Another method to compute the shortest path Voronoi diagram following the described approach is the analytic representation of the bi-sectors. A bi-sector between just two nodes can be defined as a mathematical function. The major challenge is to identify those sections of the functions, which make up the bi-sectors of the total Voronoi diagram based on more than two nodes by intersecting the functions. Due to the mathematical properties the function intersections cannot be computed directly but only iteratively. Thus, in a mathematical sense, the approach is not exact as well. A benefit of the analytically described bi-sectors is the fact that only two points per function have to be calculated. To compute a Voronoi diagram polygon, the relevant vertices can be simply calculated with a free choice of density using the determined functions. Thus, the computation has no impact on the time needed for the actual determination of the mathematical description of the Voronoi diagram. An analytic solution is currently being developed by the authors.
Furthermore, a GIS-tool to allocate the water demand was developed and presented in section 5. The GIS-tool consists of two principle calculation steps. First, the catchment areas of the nodes are computed using the developed approach to calculate Voronoi diagrams. The second step consists of three options to determine the demand. The most precise result is achieved by applying option A due to the superior input data. In this case, values and location of demands are known and directly allocated to the nodes according to the Voronoi diagram. If such input data is not available, the distribution of water demand has to be determined first. Option B offers an approach to determine the water demand based on the population distribution, which is considered to be constant for defined areas. Option C follows the same approach but provides a higher accuracy by relating the population (and thus, the demand) to the building density instead of considering a constant population distribution for specific areas.

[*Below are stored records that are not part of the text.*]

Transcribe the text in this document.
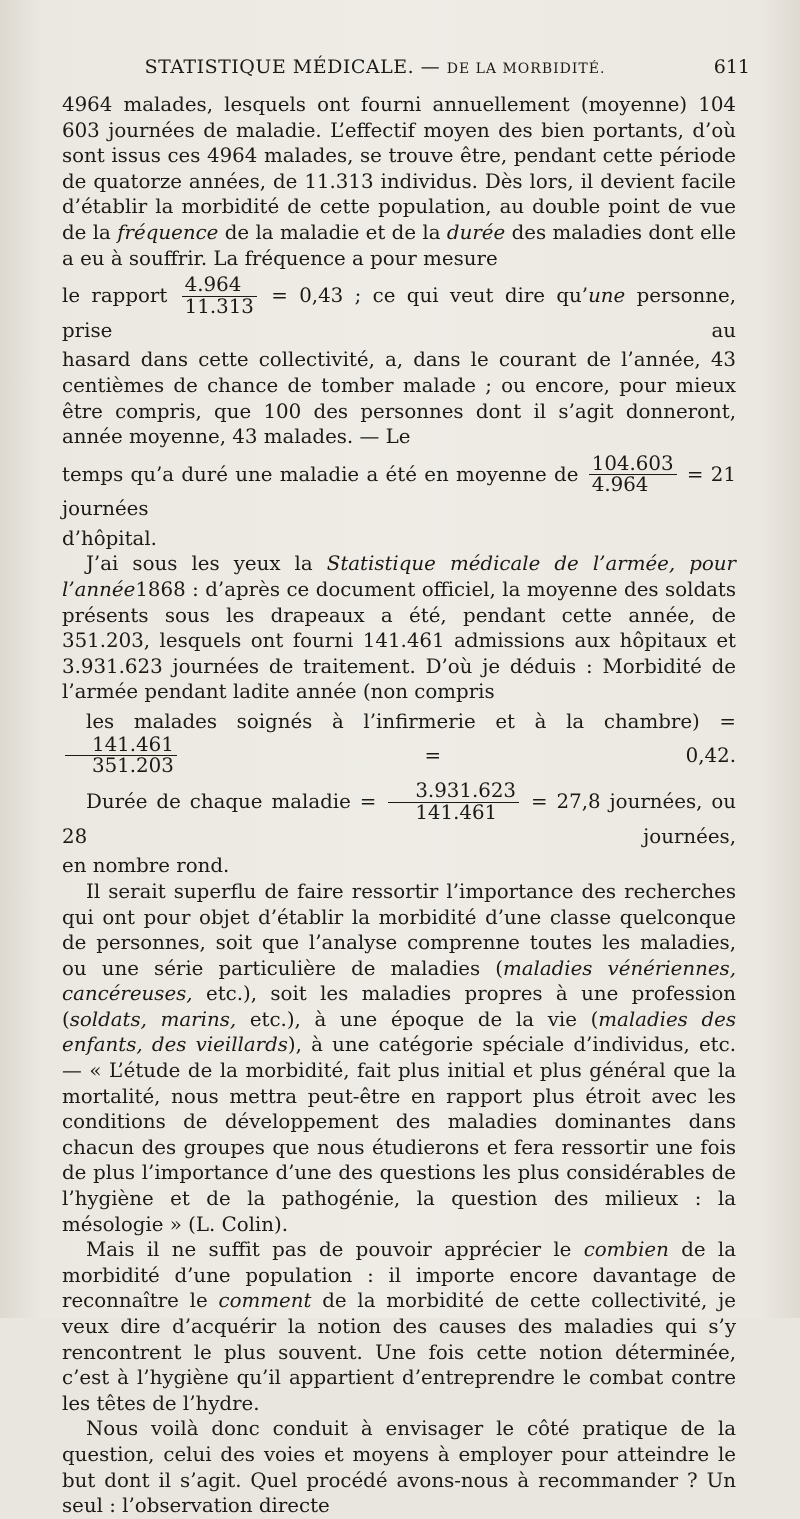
STATISTIQUE MÉDICALE. — DE LA MORBIDITÉ.	611

4964 malades, lesquels ont fourni annuellement (moyenne) 104 603 journées de maladie. L’effectif moyen des bien portants, d’où sont issus ces 4964 malades, se trouve être, pendant cette période de quatorze années, de 11.313 individus. Dès lors, il devient facile d’établir la morbidité de cette population, au double point de vue de la fréquence de la maladie et de la durée des maladies dont elle a eu à souffrir. La fréquence a pour mesure
le rapport $\frac{4.964}{11.313} = 0,43$ ; ce qui veut dire qu’une personne, prise au
hasard dans cette collectivité, a, dans le courant de l’année, 43 centièmes de chance de tomber malade ; ou encore, pour mieux être compris, que 100 des personnes dont il s’agit donneront, année moyenne, 43 malades. — Le
temps qu’a duré une maladie a été en moyenne de $\frac{104.603}{4.964} = 21$ journées
d’hôpital.

J’ai sous les yeux la Statistique médicale de l’armée, pour l’année1868 : d’après ce document officiel, la moyenne des soldats présents sous les drapeaux a été, pendant cette année, de 351.203, lesquels ont fourni 141.461 admissions aux hôpitaux et 3.931.623 journées de traitement. D’où je déduis : Morbidité de l’armée pendant ladite année (non compris
les malades soignés à l’infirmerie et à la chambre) =
$\frac{141.461}{351.203}$	= 0,42.
Durée de chaque maladie = $\frac{3.931.623}{141.461} = 27,8$ journées, ou 28 journées,
en nombre rond.

Il serait superflu de faire ressortir l’importance des recherches qui ont pour objet d’établir la morbidité d’une classe quelconque de personnes, soit que l’analyse comprenne toutes les maladies, ou une série particulière de maladies (maladies vénériennes, cancéreuses, etc.), soit les maladies propres à une profession (soldats, marins, etc.), à une époque de la vie (maladies des enfants, des vieillards), à une catégorie spéciale d’individus, etc. — « L’étude de la morbidité, fait plus initial et plus général que la mortalité, nous mettra peut-être en rapport plus étroit avec les conditions de développement des maladies dominantes dans chacun des groupes que nous étudierons et fera ressortir une fois de plus l’importance d’une des questions les plus considérables de l’hygiène et de la pathogénie, la question des milieux : la mésologie » (L. Colin).

Mais il ne suffit pas de pouvoir apprécier le combien de la morbidité d’une population : il importe encore davantage de reconnaître le comment de la morbidité de cette collectivité, je veux dire d’acquérir la notion des causes des maladies qui s’y rencontrent le plus souvent. Une fois cette notion déterminée, c’est à l’hygiène qu’il appartient d’entreprendre le combat contre les têtes de l’hydre.

Nous voilà donc conduit à envisager le côté pratique de la question, celui des voies et moyens à employer pour atteindre le but dont il s’agit. Quel procédé avons-nous à recommander ? Un seul : l’observation directe
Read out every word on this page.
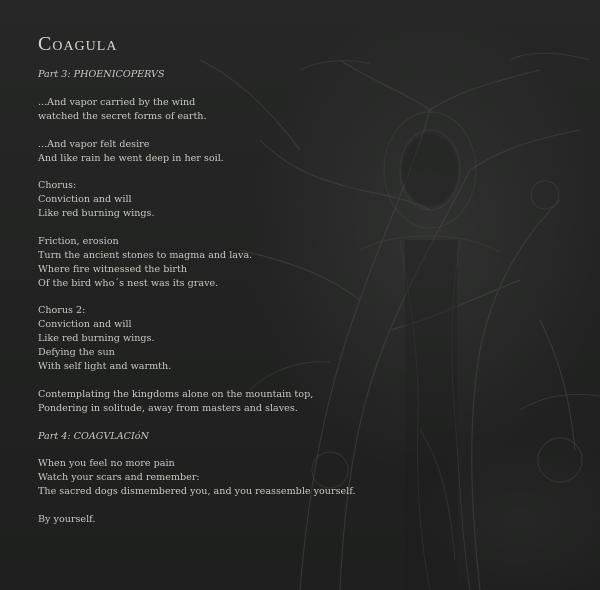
Coagula
Part 3: PHOENICOPERVS
...And vapor carried by the wind
watched the secret forms of earth.
...And vapor felt desire
And like rain he went deep in her soil.
Chorus:
Conviction and will
Like red burning wings.
Friction, erosion
Turn the ancient stones to magma and lava.
Where fire witnessed the birth
Of the bird who´s nest was its grave.
Chorus 2:
Conviction and will
Like red burning wings.
Defying the sun
With self light and warmth.
Contemplating the kingdoms alone on the mountain top,
Pondering in solitude, away from masters and slaves.
Part 4: COAGVLACIóN
When you feel no more pain
Watch your scars and remember:
The sacred dogs dismembered you, and you reassemble yourself.
By yourself.
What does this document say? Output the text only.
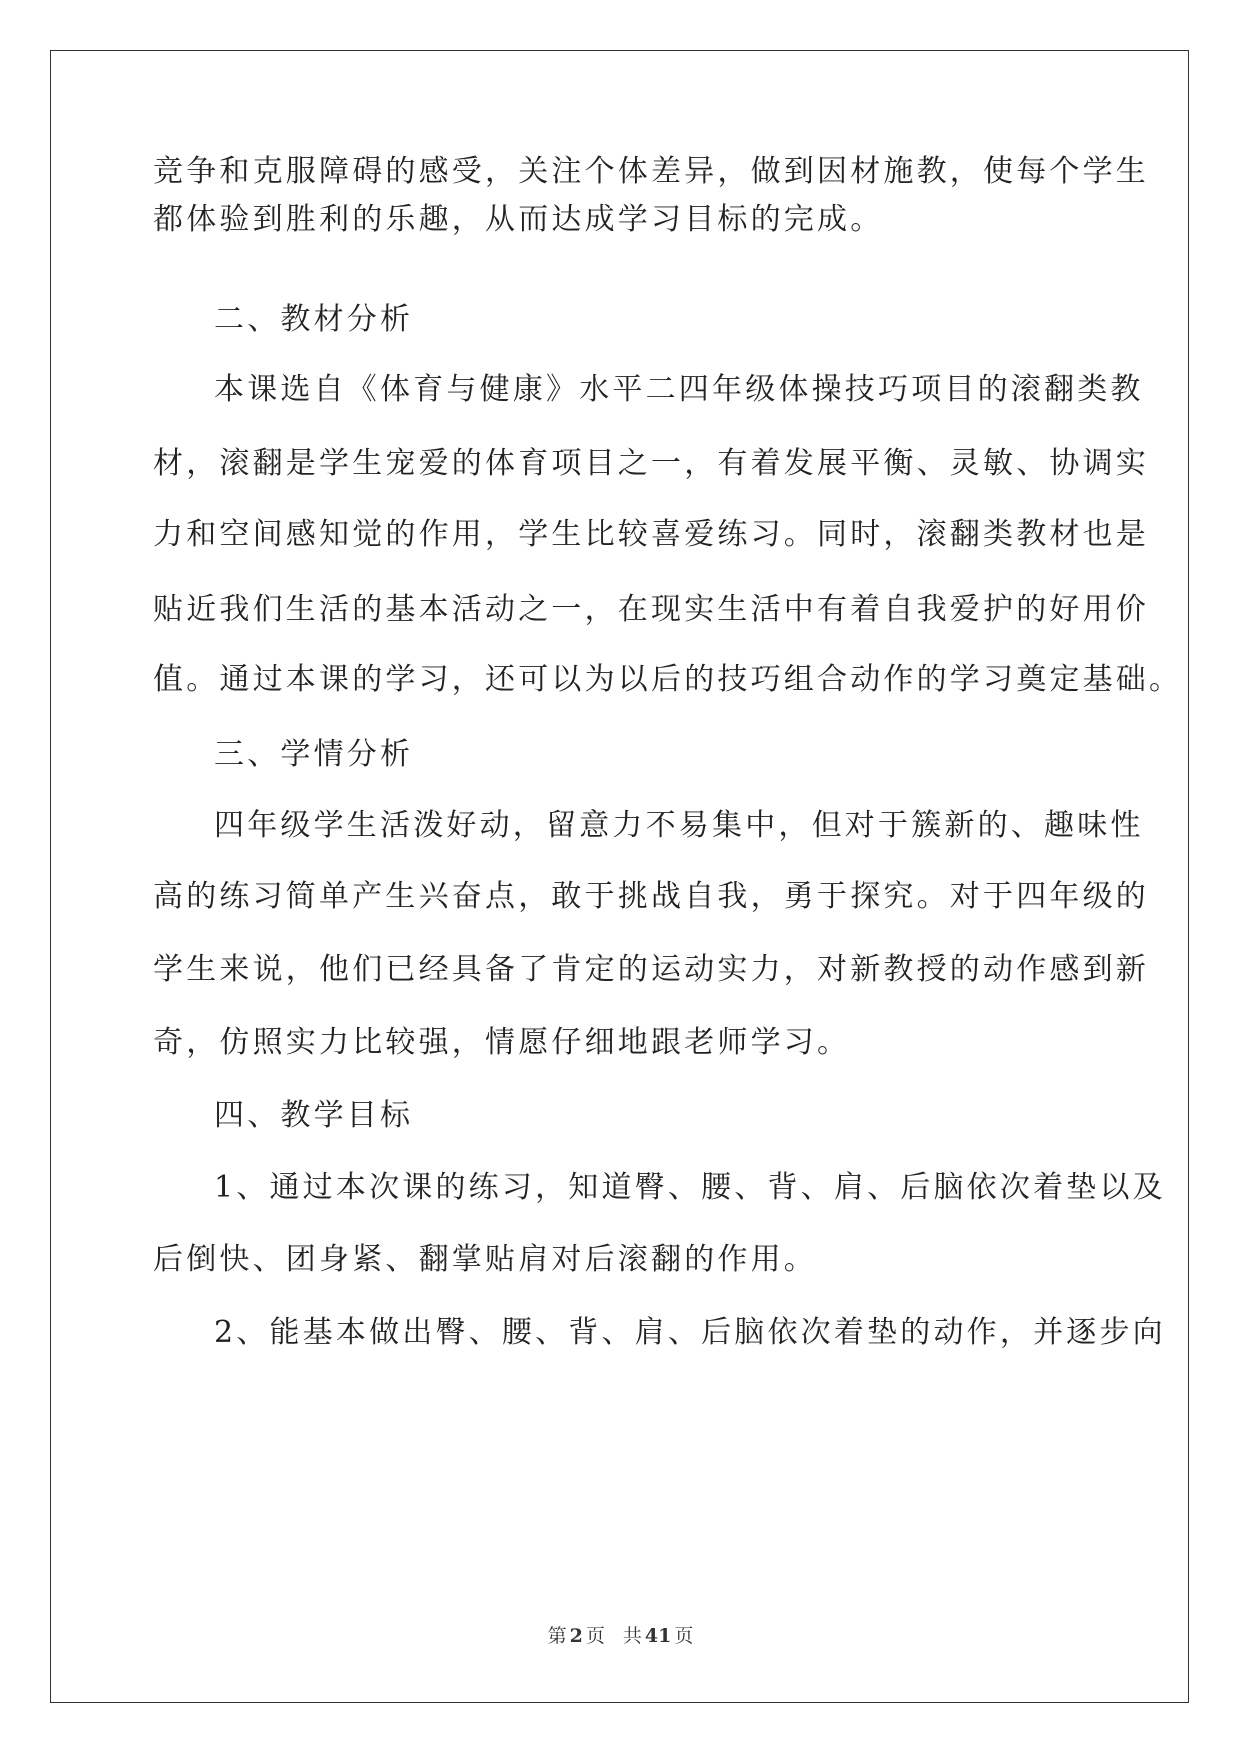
竞争和克服障碍的感受，关注个体差异，做到因材施教，使每个学生
都体验到胜利的乐趣，从而达成学习目标的完成。
二、教材分析
本课选自《体育与健康》水平二四年级体操技巧项目的滚翻类教
材，滚翻是学生宠爱的体育项目之一，有着发展平衡、灵敏、协调实
力和空间感知觉的作用，学生比较喜爱练习。同时，滚翻类教材也是
贴近我们生活的基本活动之一，在现实生活中有着自我爱护的好用价
值。通过本课的学习，还可以为以后的技巧组合动作的学习奠定基础。
三、学情分析
四年级学生活泼好动，留意力不易集中，但对于簇新的、趣味性
高的练习简单产生兴奋点，敢于挑战自我，勇于探究。对于四年级的
学生来说，他们已经具备了肯定的运动实力，对新教授的动作感到新
奇，仿照实力比较强，情愿仔细地跟老师学习。
四、教学目标
1、通过本次课的练习，知道臀、腰、背、肩、后脑依次着垫以及
后倒快、团身紧、翻掌贴肩对后滚翻的作用。
2、能基本做出臀、腰、背、肩、后脑依次着垫的动作，并逐步向
第 2 页 共 41 页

The developed GIS-tool has been already successfully applied in several network modelling projects of the Institute for Water and River Basin Management of the Karlsruhe Institute of Technology and proofed to be a useful solution for demand allocation.
Finally, it is worth mentioning that an application of the presented approach is not limited to demand allocation in water distribution network modelling. A broad field of applications is conceivable, such as determination of rainfall catchment areas, modelling of growth processes or stochastic analysis.